Elle lui sourit, timidement, du bout des lèvres. Elle tendit les mains pour attraper le caprice et Drago ne bougea pas. Ni quand elle avança vers lui, ni quand elle posa sa main sur la sienne. Il ne bougea pas quand elle noua ses doigts au sien, ni quand elle s'approcha de lui. Il ne bougea pas quand elle ouvrit subrepticement les lèvres, ni quand elle commença à mordiller la fine peau qui les recouvrait.

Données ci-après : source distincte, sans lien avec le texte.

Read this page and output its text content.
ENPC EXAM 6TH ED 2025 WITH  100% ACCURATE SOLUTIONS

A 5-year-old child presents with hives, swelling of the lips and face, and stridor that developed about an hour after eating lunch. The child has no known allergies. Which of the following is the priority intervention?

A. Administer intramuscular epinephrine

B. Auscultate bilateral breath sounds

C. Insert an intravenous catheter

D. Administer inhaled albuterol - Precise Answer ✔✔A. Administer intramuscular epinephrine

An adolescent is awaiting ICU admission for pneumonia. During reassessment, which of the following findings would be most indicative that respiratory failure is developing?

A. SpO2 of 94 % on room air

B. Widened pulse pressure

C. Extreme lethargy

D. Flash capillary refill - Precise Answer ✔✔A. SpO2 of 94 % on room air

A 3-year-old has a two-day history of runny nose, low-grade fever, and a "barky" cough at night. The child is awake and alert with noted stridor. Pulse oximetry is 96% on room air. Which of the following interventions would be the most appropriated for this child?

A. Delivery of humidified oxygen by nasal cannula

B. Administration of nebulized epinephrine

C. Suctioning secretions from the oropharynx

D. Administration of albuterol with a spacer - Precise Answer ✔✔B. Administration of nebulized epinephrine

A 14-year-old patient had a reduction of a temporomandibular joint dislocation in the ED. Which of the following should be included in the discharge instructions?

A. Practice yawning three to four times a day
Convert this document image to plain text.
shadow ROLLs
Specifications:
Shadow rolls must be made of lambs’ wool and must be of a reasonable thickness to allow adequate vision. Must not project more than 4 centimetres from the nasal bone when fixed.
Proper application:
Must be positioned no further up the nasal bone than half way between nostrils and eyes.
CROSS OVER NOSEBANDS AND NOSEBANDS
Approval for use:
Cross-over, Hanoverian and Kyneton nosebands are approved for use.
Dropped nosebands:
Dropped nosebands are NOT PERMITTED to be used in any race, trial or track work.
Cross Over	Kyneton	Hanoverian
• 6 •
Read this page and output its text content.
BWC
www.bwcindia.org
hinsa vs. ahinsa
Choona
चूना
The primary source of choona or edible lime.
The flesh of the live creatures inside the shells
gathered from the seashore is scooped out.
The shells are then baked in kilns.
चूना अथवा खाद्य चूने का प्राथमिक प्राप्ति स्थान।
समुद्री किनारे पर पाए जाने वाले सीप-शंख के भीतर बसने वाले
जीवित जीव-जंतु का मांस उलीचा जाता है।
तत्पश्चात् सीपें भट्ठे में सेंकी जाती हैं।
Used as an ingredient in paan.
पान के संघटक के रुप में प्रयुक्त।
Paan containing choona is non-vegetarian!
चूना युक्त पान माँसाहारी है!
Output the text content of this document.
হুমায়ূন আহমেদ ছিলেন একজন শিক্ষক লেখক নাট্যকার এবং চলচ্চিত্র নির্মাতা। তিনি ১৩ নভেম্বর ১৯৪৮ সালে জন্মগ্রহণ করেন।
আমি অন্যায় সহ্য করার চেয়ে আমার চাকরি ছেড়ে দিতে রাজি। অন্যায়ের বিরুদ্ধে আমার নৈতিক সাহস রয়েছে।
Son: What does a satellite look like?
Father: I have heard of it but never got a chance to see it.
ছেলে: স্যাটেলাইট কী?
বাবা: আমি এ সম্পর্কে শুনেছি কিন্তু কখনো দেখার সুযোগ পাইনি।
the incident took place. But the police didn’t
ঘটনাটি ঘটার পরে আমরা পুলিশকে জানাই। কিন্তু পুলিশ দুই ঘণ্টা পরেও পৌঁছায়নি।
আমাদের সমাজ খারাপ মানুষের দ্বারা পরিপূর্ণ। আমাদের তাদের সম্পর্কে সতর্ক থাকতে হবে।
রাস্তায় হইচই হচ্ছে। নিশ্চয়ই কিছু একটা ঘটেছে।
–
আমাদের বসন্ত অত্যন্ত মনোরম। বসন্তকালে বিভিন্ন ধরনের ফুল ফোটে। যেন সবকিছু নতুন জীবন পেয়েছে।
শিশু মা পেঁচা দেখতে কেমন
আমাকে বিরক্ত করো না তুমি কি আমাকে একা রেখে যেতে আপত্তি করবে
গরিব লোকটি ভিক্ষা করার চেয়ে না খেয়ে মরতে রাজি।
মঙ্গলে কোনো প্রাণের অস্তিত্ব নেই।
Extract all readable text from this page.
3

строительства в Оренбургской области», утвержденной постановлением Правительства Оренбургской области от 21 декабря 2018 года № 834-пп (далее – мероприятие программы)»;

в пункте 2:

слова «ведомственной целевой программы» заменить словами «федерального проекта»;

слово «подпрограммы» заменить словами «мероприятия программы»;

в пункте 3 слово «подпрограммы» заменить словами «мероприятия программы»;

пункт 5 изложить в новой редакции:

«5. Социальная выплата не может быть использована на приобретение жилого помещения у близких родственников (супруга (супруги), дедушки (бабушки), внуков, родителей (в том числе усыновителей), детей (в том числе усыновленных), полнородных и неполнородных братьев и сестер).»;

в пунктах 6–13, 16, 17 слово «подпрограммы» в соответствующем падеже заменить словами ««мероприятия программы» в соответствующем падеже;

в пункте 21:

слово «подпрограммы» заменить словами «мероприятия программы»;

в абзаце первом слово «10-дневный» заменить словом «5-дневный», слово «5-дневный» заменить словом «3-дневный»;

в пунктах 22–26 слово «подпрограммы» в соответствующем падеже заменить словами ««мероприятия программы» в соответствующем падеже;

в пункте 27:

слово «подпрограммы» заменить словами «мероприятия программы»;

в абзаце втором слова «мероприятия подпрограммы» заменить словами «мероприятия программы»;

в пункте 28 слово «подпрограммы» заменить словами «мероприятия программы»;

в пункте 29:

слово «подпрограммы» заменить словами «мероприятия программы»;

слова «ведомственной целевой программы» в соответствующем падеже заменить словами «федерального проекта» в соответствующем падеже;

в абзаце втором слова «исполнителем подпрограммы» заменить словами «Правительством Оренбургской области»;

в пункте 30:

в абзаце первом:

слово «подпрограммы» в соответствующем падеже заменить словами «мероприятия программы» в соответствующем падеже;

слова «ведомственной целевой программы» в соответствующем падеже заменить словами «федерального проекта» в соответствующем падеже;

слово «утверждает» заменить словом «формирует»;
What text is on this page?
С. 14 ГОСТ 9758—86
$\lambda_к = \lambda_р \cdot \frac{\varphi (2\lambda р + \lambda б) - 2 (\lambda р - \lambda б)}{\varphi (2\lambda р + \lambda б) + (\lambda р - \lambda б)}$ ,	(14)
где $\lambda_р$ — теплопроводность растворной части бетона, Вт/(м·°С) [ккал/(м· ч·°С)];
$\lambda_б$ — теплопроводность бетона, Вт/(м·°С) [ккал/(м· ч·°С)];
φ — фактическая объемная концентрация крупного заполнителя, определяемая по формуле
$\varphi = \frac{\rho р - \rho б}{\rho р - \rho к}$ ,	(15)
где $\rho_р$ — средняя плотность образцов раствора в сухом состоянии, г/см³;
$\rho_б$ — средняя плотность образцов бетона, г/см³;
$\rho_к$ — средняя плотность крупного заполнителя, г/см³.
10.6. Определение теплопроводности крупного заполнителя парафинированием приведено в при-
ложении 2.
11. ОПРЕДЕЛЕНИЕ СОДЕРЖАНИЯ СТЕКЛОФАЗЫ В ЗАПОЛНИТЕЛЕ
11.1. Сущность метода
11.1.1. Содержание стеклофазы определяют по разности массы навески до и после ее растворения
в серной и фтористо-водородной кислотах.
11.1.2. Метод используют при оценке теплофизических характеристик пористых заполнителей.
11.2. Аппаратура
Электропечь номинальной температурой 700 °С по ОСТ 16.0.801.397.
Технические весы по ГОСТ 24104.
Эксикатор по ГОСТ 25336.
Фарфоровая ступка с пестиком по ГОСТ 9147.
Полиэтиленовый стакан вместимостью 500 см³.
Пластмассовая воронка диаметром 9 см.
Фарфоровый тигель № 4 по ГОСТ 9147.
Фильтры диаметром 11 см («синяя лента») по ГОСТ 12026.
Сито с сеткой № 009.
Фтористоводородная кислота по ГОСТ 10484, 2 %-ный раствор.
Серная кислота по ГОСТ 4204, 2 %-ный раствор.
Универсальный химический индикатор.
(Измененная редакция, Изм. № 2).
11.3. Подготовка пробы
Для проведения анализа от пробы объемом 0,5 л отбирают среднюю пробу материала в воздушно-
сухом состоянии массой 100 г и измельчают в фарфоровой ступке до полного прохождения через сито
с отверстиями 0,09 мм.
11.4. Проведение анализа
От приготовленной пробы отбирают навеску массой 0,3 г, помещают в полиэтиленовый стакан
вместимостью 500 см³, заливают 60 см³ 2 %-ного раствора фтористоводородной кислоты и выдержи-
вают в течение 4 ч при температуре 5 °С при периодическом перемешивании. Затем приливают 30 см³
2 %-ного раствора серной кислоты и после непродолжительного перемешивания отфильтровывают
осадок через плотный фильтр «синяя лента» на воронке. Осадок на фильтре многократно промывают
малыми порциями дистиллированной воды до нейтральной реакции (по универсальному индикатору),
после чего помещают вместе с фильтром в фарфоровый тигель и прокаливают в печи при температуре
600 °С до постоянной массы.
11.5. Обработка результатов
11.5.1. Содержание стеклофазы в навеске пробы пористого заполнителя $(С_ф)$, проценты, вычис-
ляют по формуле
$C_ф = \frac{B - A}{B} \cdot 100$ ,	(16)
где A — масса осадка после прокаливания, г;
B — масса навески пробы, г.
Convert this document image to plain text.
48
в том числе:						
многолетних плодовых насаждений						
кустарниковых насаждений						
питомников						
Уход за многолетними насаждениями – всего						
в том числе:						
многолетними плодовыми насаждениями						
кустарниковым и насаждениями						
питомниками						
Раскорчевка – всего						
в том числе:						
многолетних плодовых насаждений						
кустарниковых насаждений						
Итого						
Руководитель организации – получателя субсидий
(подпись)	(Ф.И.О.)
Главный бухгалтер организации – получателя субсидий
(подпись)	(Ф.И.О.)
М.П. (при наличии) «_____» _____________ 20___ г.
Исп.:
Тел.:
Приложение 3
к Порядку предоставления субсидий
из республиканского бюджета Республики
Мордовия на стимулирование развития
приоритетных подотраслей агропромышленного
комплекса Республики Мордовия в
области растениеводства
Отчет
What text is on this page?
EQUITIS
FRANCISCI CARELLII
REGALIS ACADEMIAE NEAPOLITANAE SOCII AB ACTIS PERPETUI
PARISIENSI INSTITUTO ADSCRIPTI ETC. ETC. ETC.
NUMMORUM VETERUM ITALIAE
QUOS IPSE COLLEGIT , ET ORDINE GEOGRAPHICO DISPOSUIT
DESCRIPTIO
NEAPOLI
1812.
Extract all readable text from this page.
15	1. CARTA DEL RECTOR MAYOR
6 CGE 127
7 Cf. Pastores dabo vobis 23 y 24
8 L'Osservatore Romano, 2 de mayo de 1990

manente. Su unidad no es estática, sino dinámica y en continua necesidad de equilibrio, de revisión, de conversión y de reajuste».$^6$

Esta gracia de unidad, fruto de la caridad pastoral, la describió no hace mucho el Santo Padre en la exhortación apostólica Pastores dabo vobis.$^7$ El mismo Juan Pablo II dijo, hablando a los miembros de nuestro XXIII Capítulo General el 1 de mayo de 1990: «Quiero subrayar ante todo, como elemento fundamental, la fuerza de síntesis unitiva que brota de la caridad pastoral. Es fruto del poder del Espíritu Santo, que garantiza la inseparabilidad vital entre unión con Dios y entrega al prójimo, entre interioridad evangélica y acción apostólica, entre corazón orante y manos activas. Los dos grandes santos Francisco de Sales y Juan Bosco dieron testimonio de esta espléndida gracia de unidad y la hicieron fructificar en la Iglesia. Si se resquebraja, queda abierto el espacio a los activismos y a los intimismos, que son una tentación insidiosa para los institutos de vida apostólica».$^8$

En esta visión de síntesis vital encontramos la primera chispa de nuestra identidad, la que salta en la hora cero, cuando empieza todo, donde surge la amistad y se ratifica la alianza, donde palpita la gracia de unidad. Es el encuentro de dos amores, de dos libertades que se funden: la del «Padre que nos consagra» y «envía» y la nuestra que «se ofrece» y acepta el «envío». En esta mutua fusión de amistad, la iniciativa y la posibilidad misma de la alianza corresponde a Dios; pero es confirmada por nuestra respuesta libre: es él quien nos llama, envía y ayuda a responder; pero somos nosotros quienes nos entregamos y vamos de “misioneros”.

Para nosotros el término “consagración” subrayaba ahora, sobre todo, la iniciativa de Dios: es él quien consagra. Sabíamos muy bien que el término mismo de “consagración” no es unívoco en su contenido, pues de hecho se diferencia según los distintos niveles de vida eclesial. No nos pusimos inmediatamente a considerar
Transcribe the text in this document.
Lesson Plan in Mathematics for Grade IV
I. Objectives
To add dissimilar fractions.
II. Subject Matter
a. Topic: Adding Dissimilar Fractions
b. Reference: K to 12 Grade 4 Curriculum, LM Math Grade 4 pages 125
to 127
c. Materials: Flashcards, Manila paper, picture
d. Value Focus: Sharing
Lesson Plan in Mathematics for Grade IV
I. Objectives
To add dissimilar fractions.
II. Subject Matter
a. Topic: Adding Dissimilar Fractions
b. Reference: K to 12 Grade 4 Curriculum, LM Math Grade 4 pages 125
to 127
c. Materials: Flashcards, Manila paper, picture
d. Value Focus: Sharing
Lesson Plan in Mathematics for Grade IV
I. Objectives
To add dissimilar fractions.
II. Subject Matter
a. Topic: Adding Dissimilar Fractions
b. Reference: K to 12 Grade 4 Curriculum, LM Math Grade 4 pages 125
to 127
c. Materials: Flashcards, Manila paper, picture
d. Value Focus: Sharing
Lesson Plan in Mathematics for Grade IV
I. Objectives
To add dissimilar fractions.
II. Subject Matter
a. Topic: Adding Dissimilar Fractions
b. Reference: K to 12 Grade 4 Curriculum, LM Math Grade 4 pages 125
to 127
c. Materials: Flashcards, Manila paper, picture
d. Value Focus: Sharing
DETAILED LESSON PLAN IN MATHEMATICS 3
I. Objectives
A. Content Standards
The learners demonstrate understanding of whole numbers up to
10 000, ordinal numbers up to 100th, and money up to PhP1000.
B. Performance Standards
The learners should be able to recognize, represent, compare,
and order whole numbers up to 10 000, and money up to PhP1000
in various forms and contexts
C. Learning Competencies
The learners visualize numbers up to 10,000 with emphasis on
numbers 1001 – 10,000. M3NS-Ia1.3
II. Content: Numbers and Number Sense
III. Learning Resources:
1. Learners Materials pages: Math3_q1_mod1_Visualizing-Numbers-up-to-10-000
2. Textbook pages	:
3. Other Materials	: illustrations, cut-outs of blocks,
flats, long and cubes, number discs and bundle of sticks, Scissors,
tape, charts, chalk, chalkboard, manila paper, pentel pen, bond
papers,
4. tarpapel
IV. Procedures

Il ne bougea pas quand elle planta ses yeux dans les siens mais mit fin au contact quand elle mima un merci, son souffle chaud venant buter jusqu'à son visage.
Pourquoi gardait-il sa main dans la sienne alors qu'ils rentraient tous les deux au manoir ? Pourquoi la laissa-t-il l'accompagner jusqu'à son laboratoire pour consigner les échantillons de plantes ? Pourquoi ne lui fit-il aucune remarque quand elle posa son menton sur son épaule, regardant au-dessus de lui ses mains habiles déflorer les pistilles ?
Elle était si proche de lui quand il se retourna que c'en devenait indécent. D'ici, Drago pouvait compter chaque tache de rousseur qui colorait sa peau. Il remarqua le petit grain de beauté qui se frayait un chemin jusqu'à son iris, le bout retroussé de son nez qui venait chatouiller le sien, la douceur de ses lèvres quand elle les déposa sur sa joue.
- Merci Drago, souffla-t-elle à son oreille, avant de s'évaporer dans la nuit.
Il resta dans son laboratoire, sans bouger, pendant une éternité. Il n'osait cligner des yeux, de peur de voir ce souvenir enchanteur s'envoler avec elle. Il n'osait porter sa main à sa joue, de peur de rendre cet acte réel.
Rose Weasley devait rentrer chez elle.